KARACHI - Pakistan is losing substantial revenues on the exports of fruits and vegetables to Iran as almost $40 million worth of fruits are being smuggled into the neighboring country. The illegal trade, which is being made in violation of the protocol signed by Pakistan and Iran, has also drastically reduced the legal trade of fruits with Tehran.
According to sources, besides huge losses for Pakistan in terms of various duties, Iran has also serious concerns over the export of unhygienic fruits through land routes. A group of All Pakistan Fruit and Vegetable Exporters, Importers and Merchants Association (PFVA), has also raised the smuggling issue in a recently held meeting with Federal Secretary Commerce Zafar Mehmood, and Chief Executive TDAP Tariq Puri, in Karachi as the illegal trade was not only affecting the overall exports to the neighboring country but also causing huge losses for the government and exporters. Secretary commerce, sources said, has announced a special meeting of concerned authorities on August 26th, to address the issue.
Official sources in PFVA claimed that due to unchecked trade via land routes with Tehran, the export of Kinnow has declined from 2000 containers to only 200 containers during the last few years as illegal trade has increased manifold. The country was earlier exporting about 60,000 tonnes of kinnow annually to Iran alone which was between 30 to 40 per cent of its total global kinnow trade. Besides, Iranian government has also been expressed its concern that stale fruits were being supplied to its markets via land route of Balochistan. They wanted Pakistan to transport sensitive commodities in refrigeration trucks to maintain their required temperature. Transportation of fresh commodities is often made to Iran in open trucks and does not meet the phyto-sanitary requirements. This has lead to the neighboring country rejecting export goods several times and a request was sent to the Pakistani government to follow global standards.
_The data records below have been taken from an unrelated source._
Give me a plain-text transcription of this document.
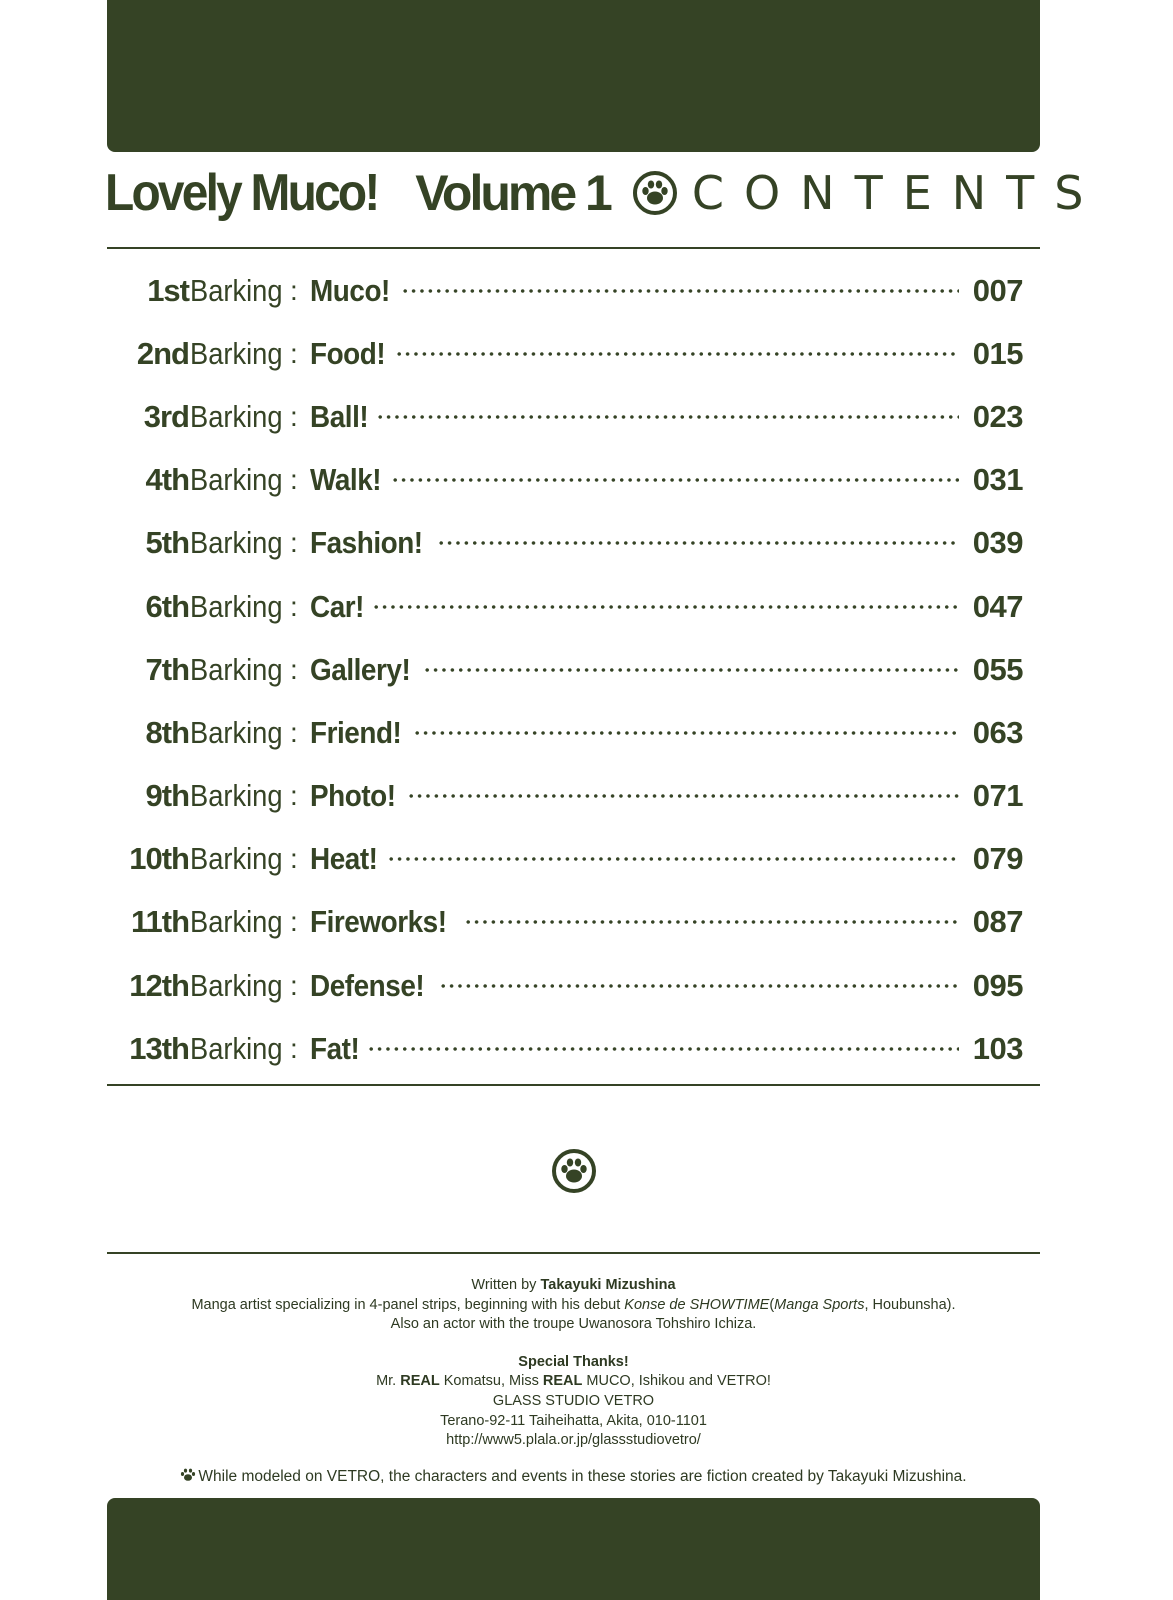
Lovely Muco! Volume 1 CONTENTS
1st Barking : Muco!	007
2nd Barking : Food!	015
3rd Barking : Ball!	023
4th Barking : Walk!	031
5th Barking : Fashion!	039
6th Barking : Car!	047
7th Barking : Gallery!	055
8th Barking : Friend!	063
9th Barking : Photo!	071
10th Barking : Heat!	079
11th Barking : Fireworks!	087
12th Barking : Defense!	095
13th Barking : Fat!	103

Written by Takayuki Mizushina

Manga artist specializing in 4-panel strips, beginning with his debut Konse de SHOWTIME(Manga Sports, Houbunsha).

Also an actor with the troupe Uwanosora Tohshiro Ichiza.

Special Thanks!

Mr. REAL Komatsu, Miss REAL MUCO, Ishikou and VETRO!

GLASS STUDIO VETRO

Terano-92-11 Taiheihatta, Akita, 010-1101

http://www5.plala.or.jp/glassstudiovetro/

While modeled on VETRO, the characters and events in these stories are fiction created by Takayuki Mizushina.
Pakistani commercial counsular in Iran made efforts to make the government privy of the issue which has potential to damage the country's fresh fruit trade with the neighbouring state, sources said. They said in the current circumstances exporters were apprehensive about the future of their exports as the neighboring country was regarded as a valuable market in terms of prompt payment for the imported fruits. Relegation of Pakistani fruits would serve as a severe blow to them. Talking to Pakistan Today former Chairman PFVA said that though the association has no objection over the export of fruits through land routes but it should be through proper procedures meeting all phyto-sanitary requirements. The poor standard of kinnow and mango exported to Iran through land route in open trucks, he claimed was in violation of the memorandum of understanding (MoU) signed between Pakistan and Iran in 2006.